I remember listening to the court session online, hearing the judge passing the sentence, and not believing my ears. I, as a liberal Russian citizen, could not imagine my life without watching Alexey’s investigations and hearing his “Hi, it’s Navalny” at the beginning of every video.
Although Alexey is still in prison, he and his team continue doing their best to make Russia a democratic country, to stop Putin’s almighty and autocracy. Before the legislative elections that were held last September FBK announced the “Smart Voting” campaign with the aim of depriving the United Russia party (the ruling party) of votes in the elections. Thousands of people took part in this campaign and made their votes “smart” by supporting another party, not Putin’s one. This resulted in the reduction of United Russia’s seats in the State Duma (the lower house of the Federal Assembly of Russia). For campaigns like “Smart Voting” FBK was officially recognized by the Russian court as an extremist organization.

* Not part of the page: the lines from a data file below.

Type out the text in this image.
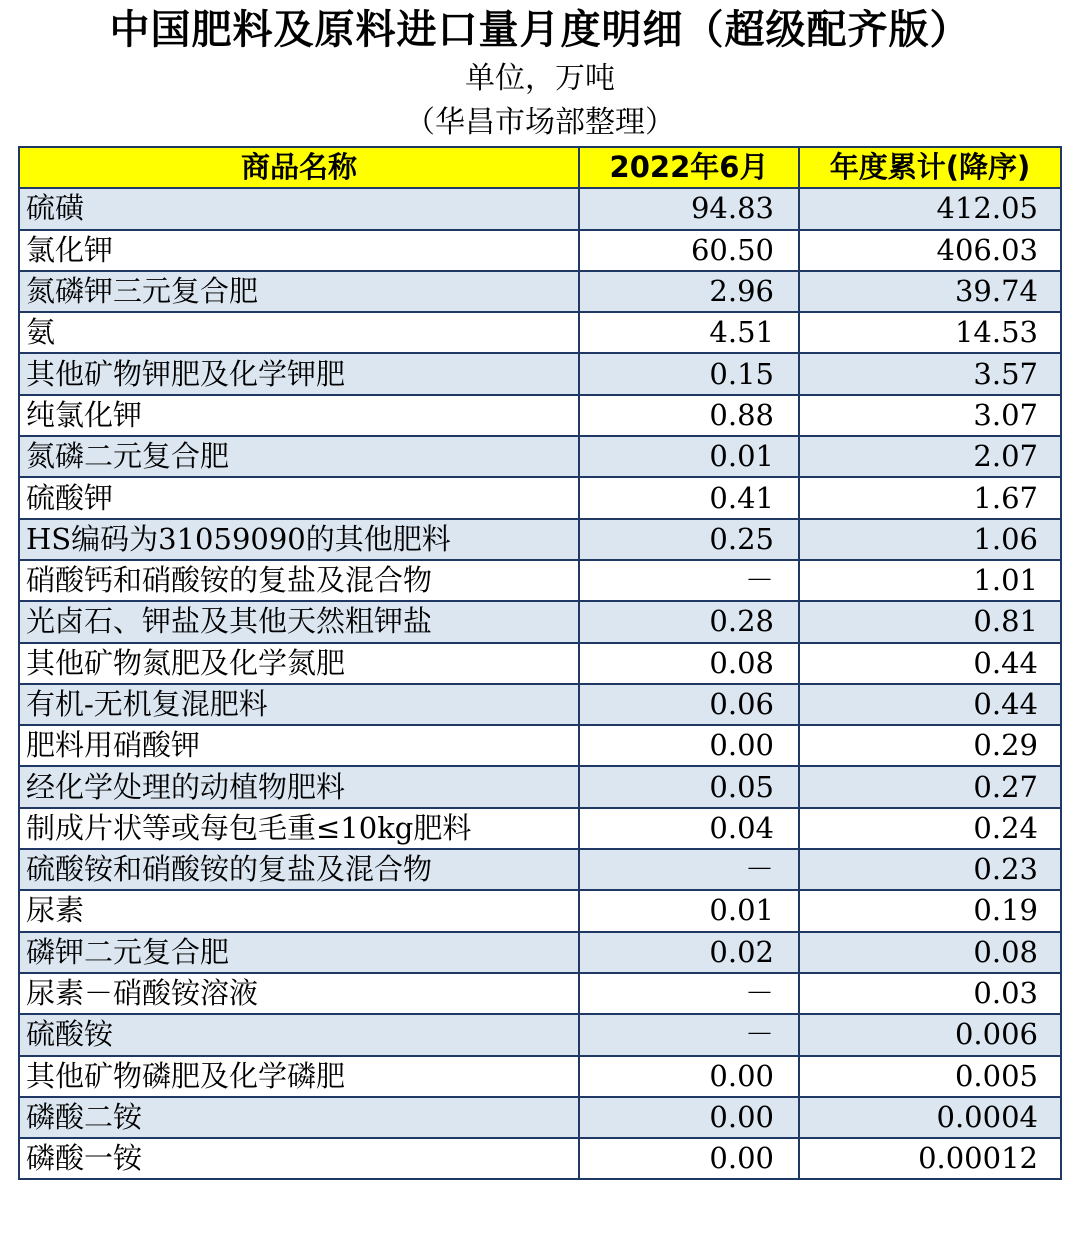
中国肥料及原料进口量月度明细（超级配齐版）
单位，万吨
（华昌市场部整理）
商品名称	2022年6月	年度累计(降序)
硫磺	94.83	412.05
氯化钾	60.50	406.03
氮磷钾三元复合肥	2.96	39.74
氨	4.51	14.53
其他矿物钾肥及化学钾肥	0.15	3.57
纯氯化钾	0.88	3.07
氮磷二元复合肥	0.01	2.07
硫酸钾	0.41	1.67
HS编码为31059090的其他肥料	0.25	1.06
硝酸钙和硝酸铵的复盐及混合物	－	1.01
光卤石、钾盐及其他天然粗钾盐	0.28	0.81
其他矿物氮肥及化学氮肥	0.08	0.44
有机-无机复混肥料	0.06	0.44
肥料用硝酸钾	0.00	0.29
经化学处理的动植物肥料	0.05	0.27
制成片状等或每包毛重≤10kg肥料	0.04	0.24
硫酸铵和硝酸铵的复盐及混合物	－	0.23
尿素	0.01	0.19
磷钾二元复合肥	0.02	0.08
尿素－硝酸铵溶液	－	0.03
硫酸铵	－	0.006
其他矿物磷肥及化学磷肥	0.00	0.005
磷酸二铵	0.00	0.0004
磷酸一铵	0.00	0.00012
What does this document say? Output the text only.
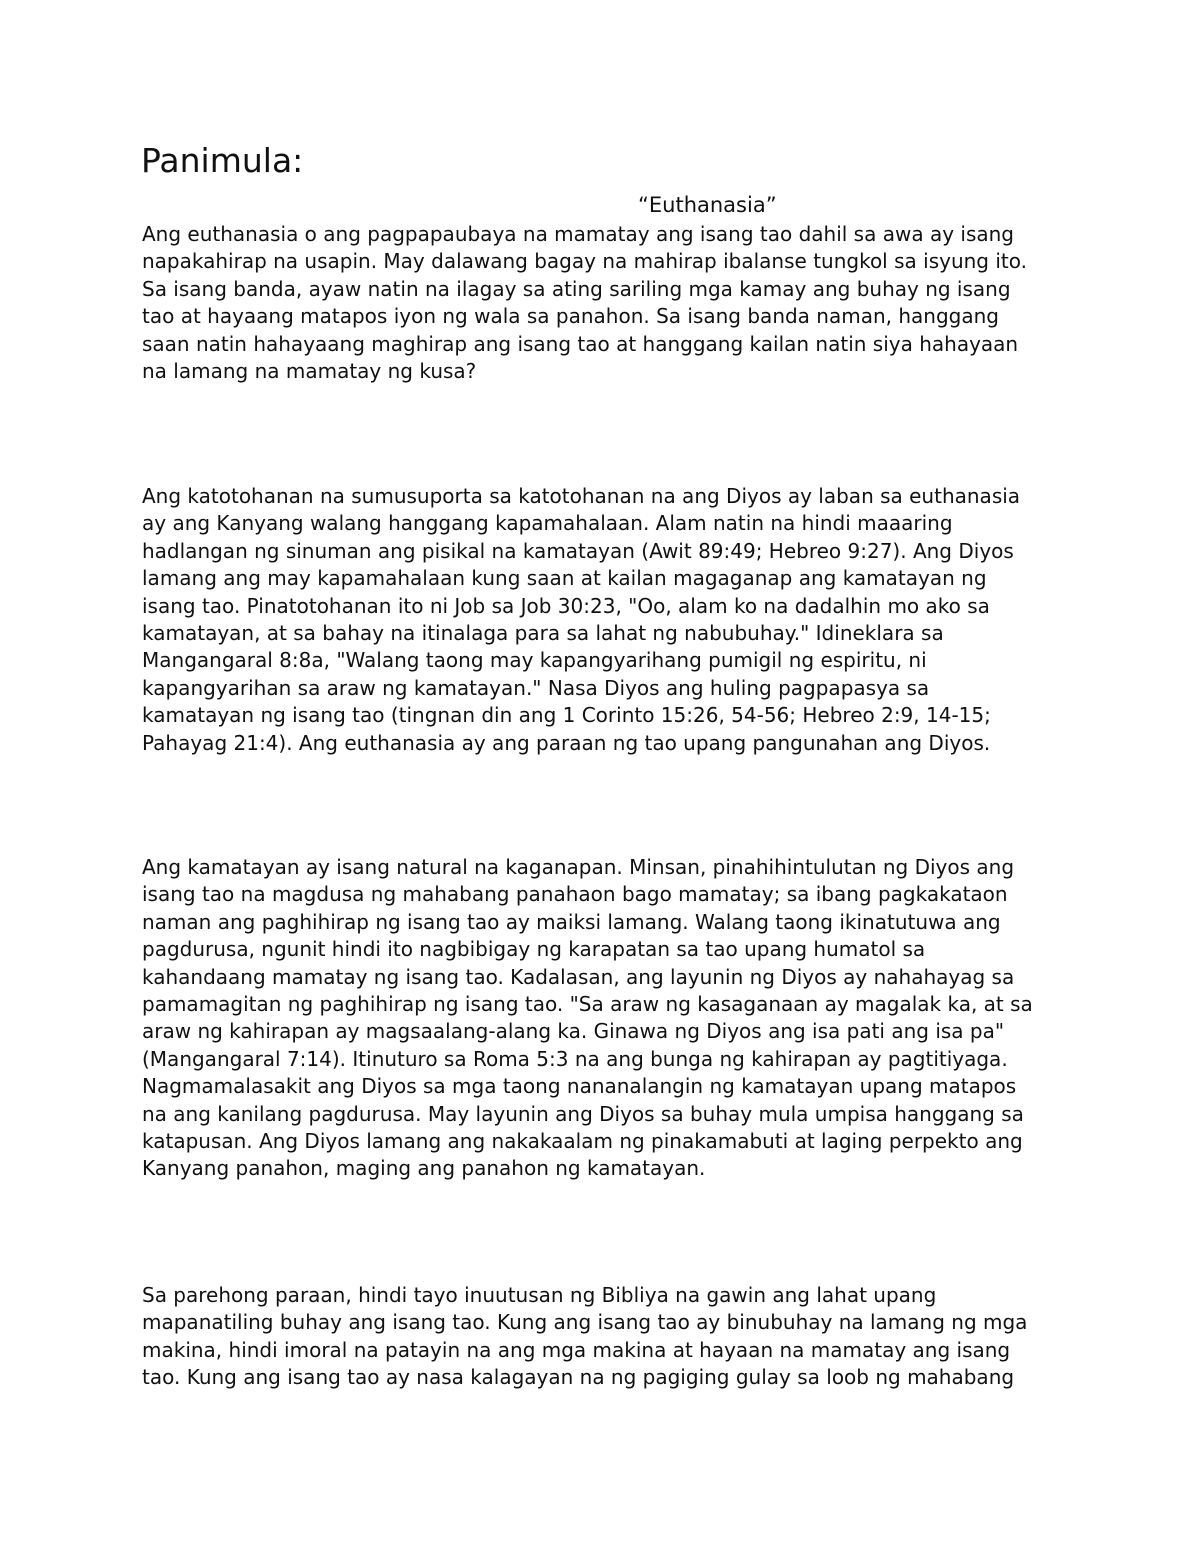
Panimula:
“Euthanasia”

Ang euthanasia o ang pagpapaubaya na mamatay ang isang tao dahil sa awa ay isang
napakahirap na usapin. May dalawang bagay na mahirap ibalanse tungkol sa isyung ito.
Sa isang banda, ayaw natin na ilagay sa ating sariling mga kamay ang buhay ng isang
tao at hayaang matapos iyon ng wala sa panahon. Sa isang banda naman, hanggang
saan natin hahayaang maghirap ang isang tao at hanggang kailan natin siya hahayaan
na lamang na mamatay ng kusa?

Ang katotohanan na sumusuporta sa katotohanan na ang Diyos ay laban sa euthanasia
ay ang Kanyang walang hanggang kapamahalaan. Alam natin na hindi maaaring
hadlangan ng sinuman ang pisikal na kamatayan (Awit 89:49; Hebreo 9:27). Ang Diyos
lamang ang may kapamahalaan kung saan at kailan magaganap ang kamatayan ng
isang tao. Pinatotohanan ito ni Job sa Job 30:23, "Oo, alam ko na dadalhin mo ako sa
kamatayan, at sa bahay na itinalaga para sa lahat ng nabubuhay." Idineklara sa
Mangangaral 8:8a, "Walang taong may kapangyarihang pumigil ng espiritu, ni
kapangyarihan sa araw ng kamatayan." Nasa Diyos ang huling pagpapasya sa
kamatayan ng isang tao (tingnan din ang 1 Corinto 15:26, 54-56; Hebreo 2:9, 14-15;
Pahayag 21:4). Ang euthanasia ay ang paraan ng tao upang pangunahan ang Diyos.

Ang kamatayan ay isang natural na kaganapan. Minsan, pinahihintulutan ng Diyos ang
isang tao na magdusa ng mahabang panahaon bago mamatay; sa ibang pagkakataon
naman ang paghihirap ng isang tao ay maiksi lamang. Walang taong ikinatutuwa ang
pagdurusa, ngunit hindi ito nagbibigay ng karapatan sa tao upang humatol sa
kahandaang mamatay ng isang tao. Kadalasan, ang layunin ng Diyos ay nahahayag sa
pamamagitan ng paghihirap ng isang tao. "Sa araw ng kasaganaan ay magalak ka, at sa
araw ng kahirapan ay magsaalang-alang ka. Ginawa ng Diyos ang isa pati ang isa pa"
(Mangangaral 7:14). Itinuturo sa Roma 5:3 na ang bunga ng kahirapan ay pagtitiyaga.
Nagmamalasakit ang Diyos sa mga taong nananalangin ng kamatayan upang matapos
na ang kanilang pagdurusa. May layunin ang Diyos sa buhay mula umpisa hanggang sa
katapusan. Ang Diyos lamang ang nakakaalam ng pinakamabuti at laging perpekto ang
Kanyang panahon, maging ang panahon ng kamatayan.

Sa parehong paraan, hindi tayo inuutusan ng Bibliya na gawin ang lahat upang
mapanatiling buhay ang isang tao. Kung ang isang tao ay binubuhay na lamang ng mga
makina, hindi imoral na patayin na ang mga makina at hayaan na mamatay ang isang
tao. Kung ang isang tao ay nasa kalagayan na ng pagiging gulay sa loob ng mahabang
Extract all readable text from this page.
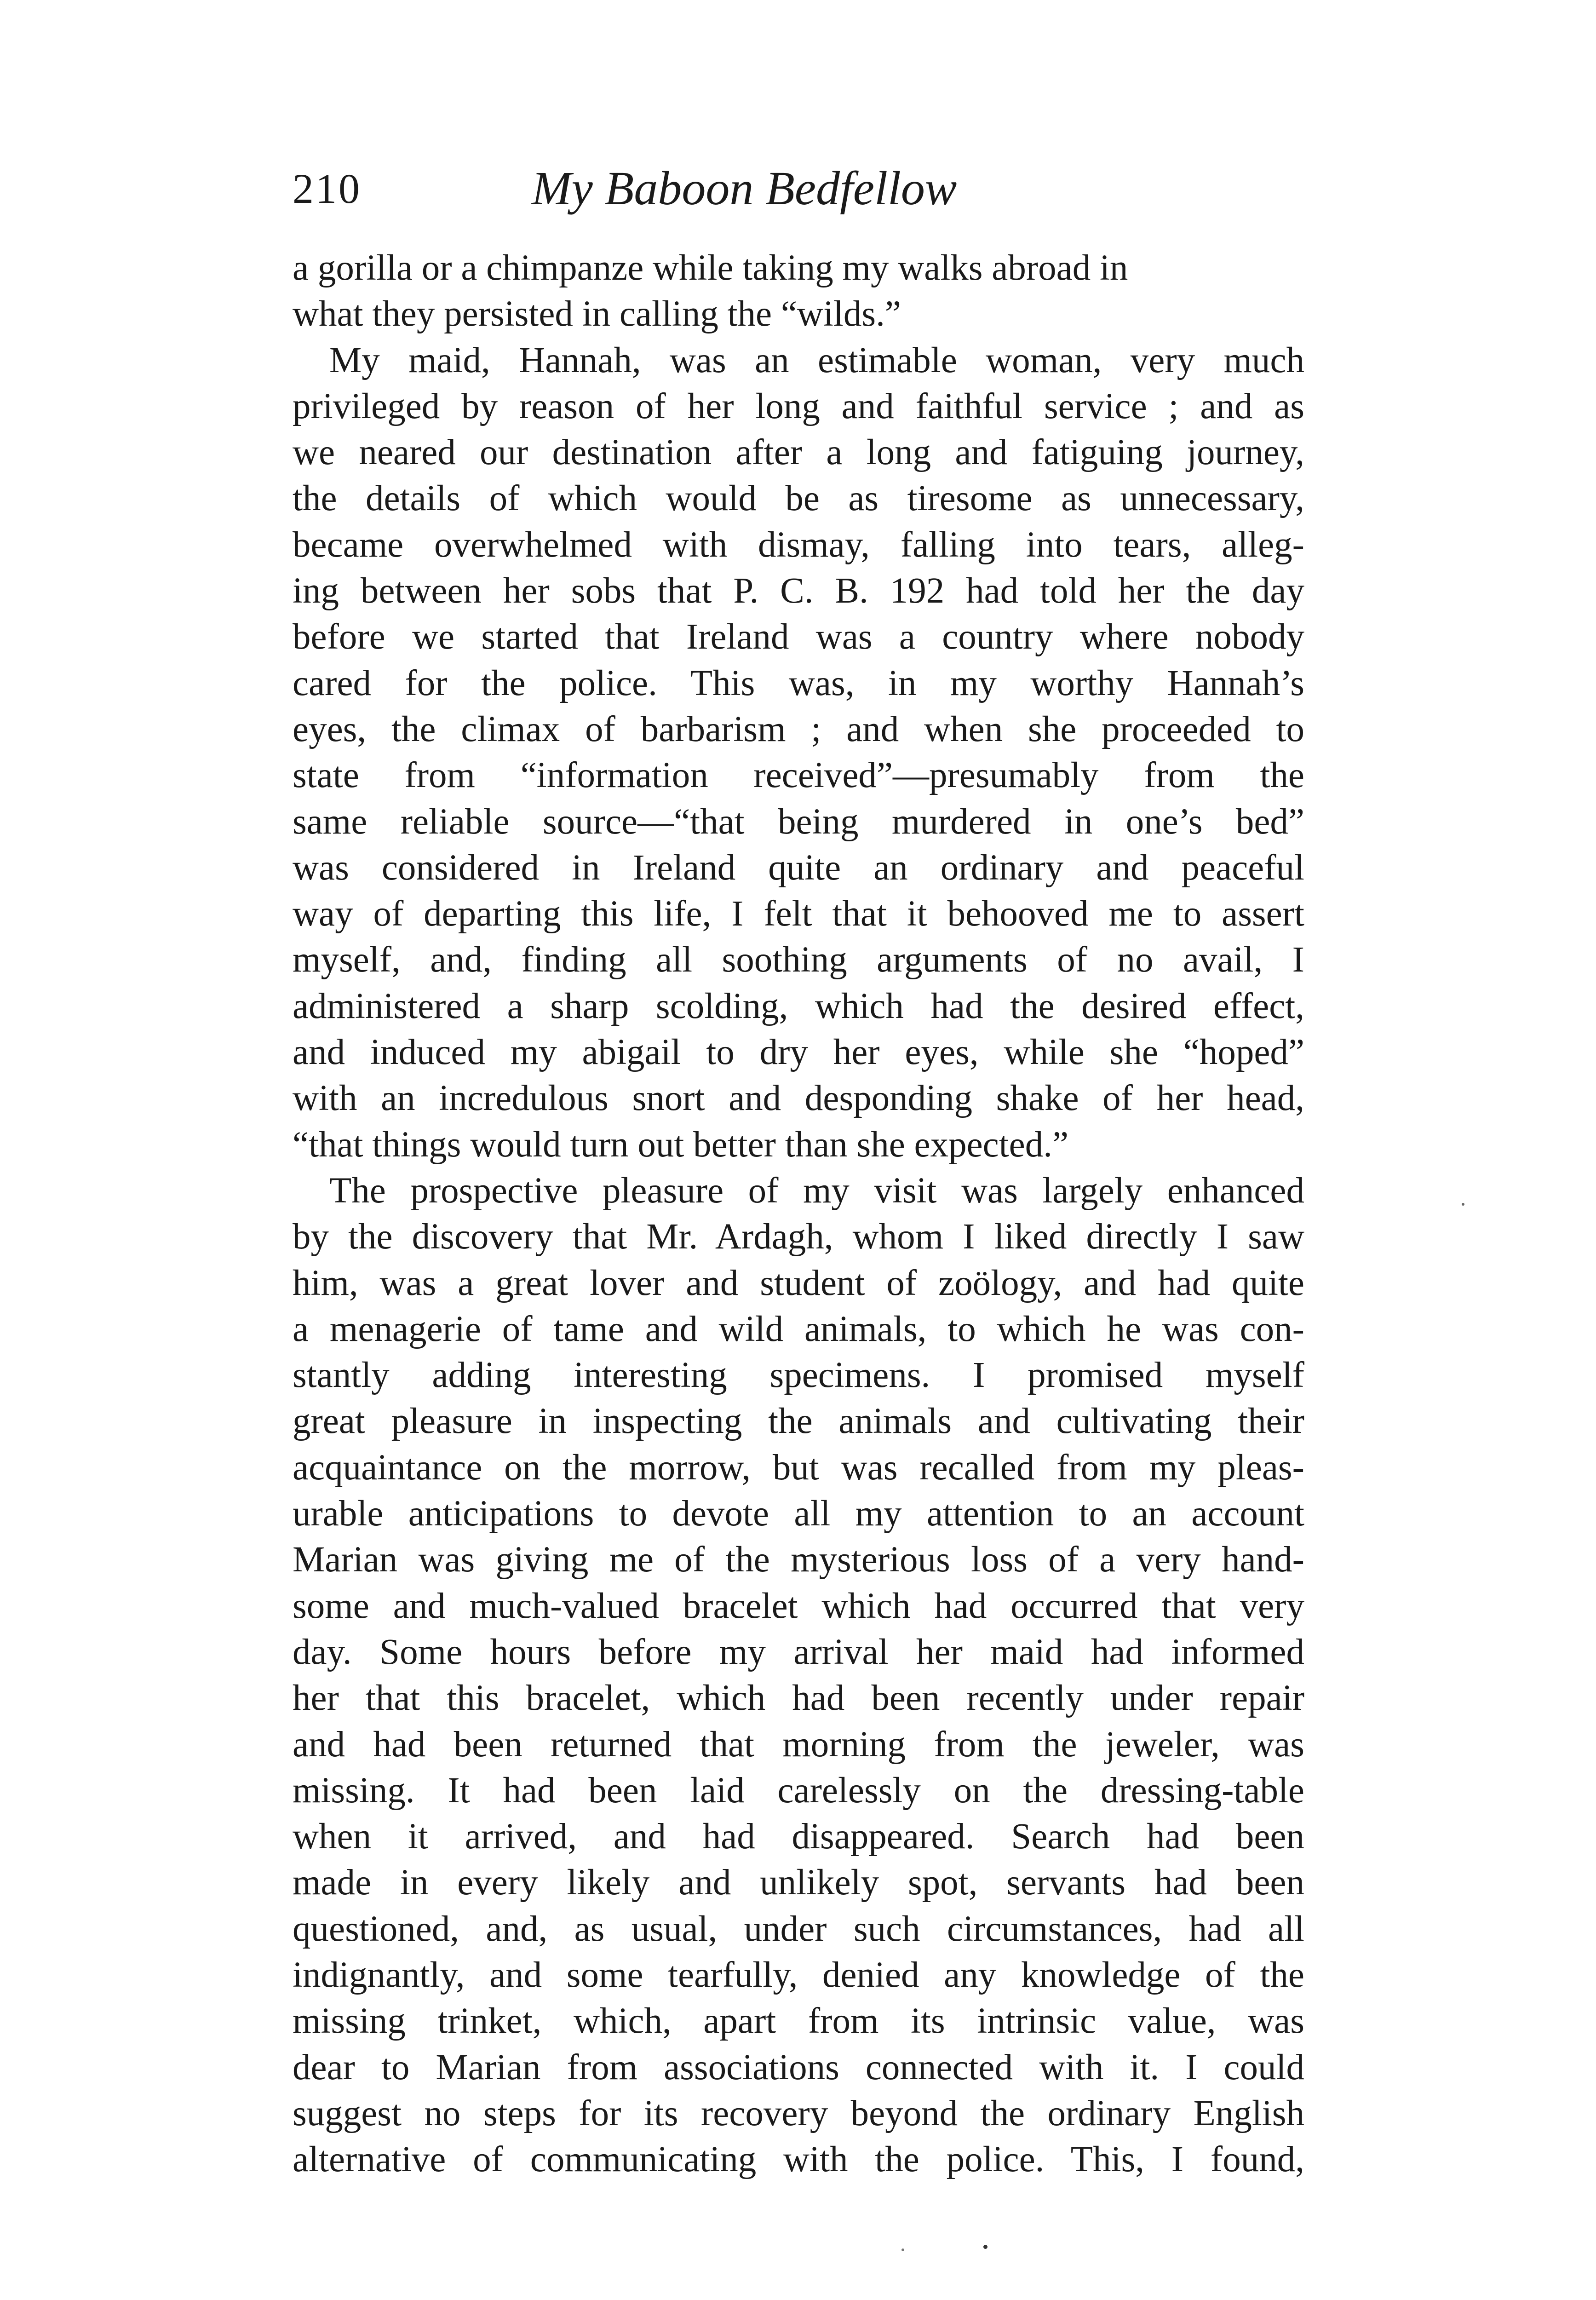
210	My Baboon Bedfellow
a gorilla or a chimpanze while taking my walks abroad in
what they persisted in calling the “wilds.”
My maid, Hannah, was an estimable woman, very much
privileged by reason of her long and faithful service ; and as
we neared our destination after a long and fatiguing journey,
the details of which would be as tiresome as unnecessary,
became overwhelmed with dismay, falling into tears, alleg-
ing between her sobs that P. C. B. 192 had told her the day
before we started that Ireland was a country where nobody
cared for the police. This was, in my worthy Hannah’s
eyes, the climax of barbarism ; and when she proceeded to
state from “information received”—presumably from the
same reliable source—“that being murdered in one’s bed”
was considered in Ireland quite an ordinary and peaceful
way of departing this life, I felt that it behooved me to assert
myself, and, finding all soothing arguments of no avail, I
administered a sharp scolding, which had the desired effect,
and induced my abigail to dry her eyes, while she “hoped”
with an incredulous snort and desponding shake of her head,
“that things would turn out better than she expected.”
The prospective pleasure of my visit was largely enhanced
by the discovery that Mr. Ardagh, whom I liked directly I saw
him, was a great lover and student of zoölogy, and had quite
a menagerie of tame and wild animals, to which he was con-
stantly adding interesting specimens. I promised myself
great pleasure in inspecting the animals and cultivating their
acquaintance on the morrow, but was recalled from my pleas-
urable anticipations to devote all my attention to an account
Marian was giving me of the mysterious loss of a very hand-
some and much-valued bracelet which had occurred that very
day. Some hours before my arrival her maid had informed
her that this bracelet, which had been recently under repair
and had been returned that morning from the jeweler, was
missing. It had been laid carelessly on the dressing-table
when it arrived, and had disappeared. Search had been
made in every likely and unlikely spot, servants had been
questioned, and, as usual, under such circumstances, had all
indignantly, and some tearfully, denied any knowledge of the
missing trinket, which, apart from its intrinsic value, was
dear to Marian from associations connected with it. I could
suggest no steps for its recovery beyond the ordinary English
alternative of communicating with the police. This, I found,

I am incredibly happy to see Alexey Navalny in the list of the Sakharov Prize’s laureates among people like Nelson Mandela, Malala Yousafzai, and organizations such as Democratic opposition in Venezuela and in Belarus. However, at the same time, it is sorrowful to realize that this prize is not going to affect Alexey’s sentence in prison. Russian authorities are continuing to eliminate every organization that Navalny had created and showed their disrespect for the European Parliament’s decision.
For many years, Alexey was a key political figure for Russians, including me, and the only hope for establishing democracy in Russia. His sentence to prison was a determining factor in my leaving the Motherland, as no chance for changes in Russian political and social life was left. I endorse the words of the European Parliament President as well as those of millions of people and demand Navalny’s immediate release.